# taz.de -- Neuer Wirtschaftsstaatssekretär: Keine Qualifikation? Egal!
       
       > Kanzler Merz beruft Steiniger als Wirtschaftsstaatssekretär nur, um die
       > Parteifreunde in Rheinland-Pfalz zu befrieden. Nötig wäre mehr Expertise.
       
 (IMG) Bild: Johannes Steiniger wird Staatssekretät im Wirtschaftsministerium, ohne Expertise
       
       Friedrich Merz hat bei der jüngsten Regierungsumbildung seine
       Parteifreundin [1][Wirtschaftsministerin Katherina Reiche] verschont.
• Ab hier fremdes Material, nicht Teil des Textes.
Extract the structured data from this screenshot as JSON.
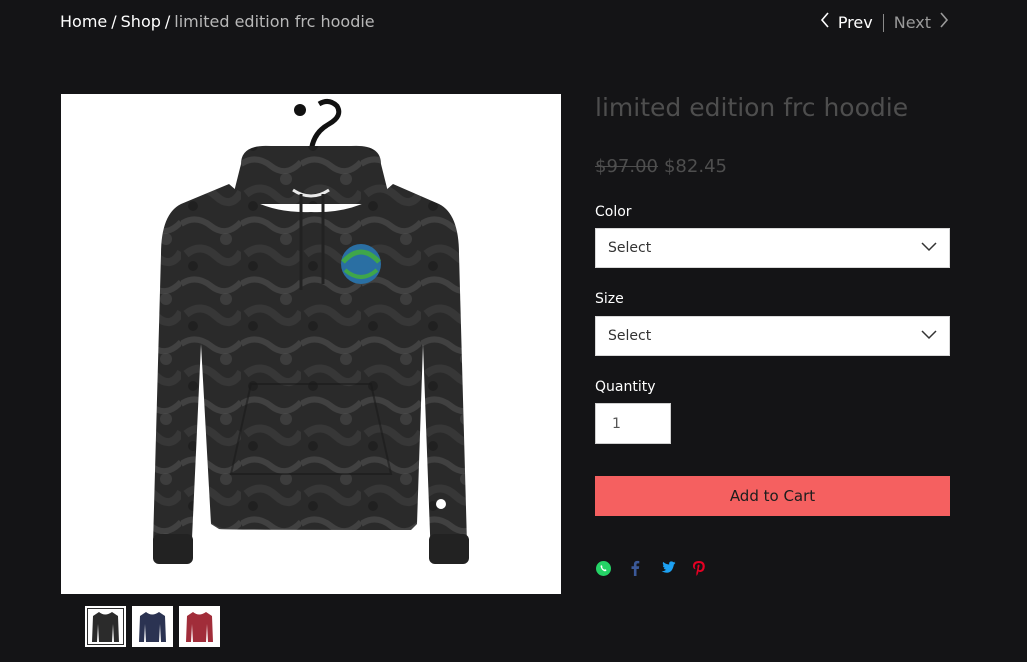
{
  "breadcrumb": {
    "home": "Home",
    "shop": "Shop",
    "current": "limited edition frc hoodie",
    "separator": "/"
  },
  "pager": {
    "prev": "Prev",
    "next": "Next"
  },
  "product": {
    "title": "limited edition frc hoodie",
    "original_price": "$97.00",
    "sale_price": "$82.45",
    "image_alt": "Black tie-dye hoodie on hanger",
    "thumbnails": [
      "black hoodie",
      "navy hoodie",
      "red hoodie"
    ]
  },
  "options": {
    "color_label": "Color",
    "color_value": "Select",
    "size_label": "Size",
    "size_value": "Select"
  },
  "quantity": {
    "label": "Quantity",
    "value": "1"
  },
  "cart": {
    "button_label": "Add to Cart"
  },
  "share": {
    "icons": [
      "whatsapp-icon",
      "facebook-icon",
      "twitter-icon",
      "pinterest-icon"
    ]
  },
  "colors": {
    "background": "#141416",
    "accent": "#f56060",
    "title_text": "#4e4e4e"
  }
}
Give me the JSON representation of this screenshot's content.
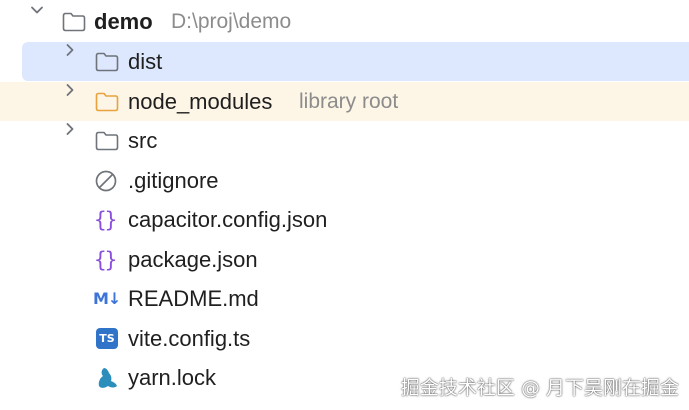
{
  "root": {
    "name": "demo",
    "path": "D:\\proj\\demo",
    "expanded": true
  },
  "items": [
    {
      "name": "dist",
      "type": "folder",
      "expandable": true,
      "selected": true,
      "icon": "folder-icon"
    },
    {
      "name": "node_modules",
      "type": "folder",
      "expandable": true,
      "hint": "library root",
      "icon": "folder-orange-icon"
    },
    {
      "name": "src",
      "type": "folder",
      "expandable": true,
      "icon": "folder-icon"
    },
    {
      "name": ".gitignore",
      "type": "file",
      "icon": "ignore-file-icon"
    },
    {
      "name": "capacitor.config.json",
      "type": "file",
      "icon": "json-icon",
      "icon_text": "{}"
    },
    {
      "name": "package.json",
      "type": "file",
      "icon": "json-icon",
      "icon_text": "{}"
    },
    {
      "name": "README.md",
      "type": "file",
      "icon": "markdown-icon",
      "icon_text": "M↓"
    },
    {
      "name": "vite.config.ts",
      "type": "file",
      "icon": "typescript-icon",
      "icon_text": "TS"
    },
    {
      "name": "yarn.lock",
      "type": "file",
      "icon": "yarn-icon"
    }
  ],
  "watermark": "掘金技术社区 @ 月下吴刚在掘金",
  "colors": {
    "selection": "#dde8ff",
    "excluded_row": "#fdf5e6",
    "folder_stroke": "#6f737a",
    "folder_orange": "#e8a33d",
    "json_purple": "#8a4fdb",
    "markdown_blue": "#3d74d8",
    "typescript_blue": "#2f74c9",
    "yarn_blue": "#2c8ebb",
    "hint_gray": "#8c8c8c"
  }
}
       Leider. Denn ihre vermurkste Energiepolitik allein ist Grund genug, sie
       auszutauschen. Doch statt korrigierend einzugreifen, schickt Merz mit dem
       rheinland-pfälzischen CDU-Generalsekretär Johannes Steiniger einen Mann in
       Reiches Ministerium, der wirtschaftspolitisch bislang nicht in Erscheinung
       getreten ist.
       
       Die Berufung des neuen parlamentarischen Staatssekretärs Steiniger hat
       einen Zweck: Sie soll die aufgeregten Gemüter der Christdemokrat:innen
       in Mainz befrieden, die sich [2][öffentlich über den Rauswurf von
       Bundesverkehrsminister Patrick Schnieder echauffieren.] Qualifikation?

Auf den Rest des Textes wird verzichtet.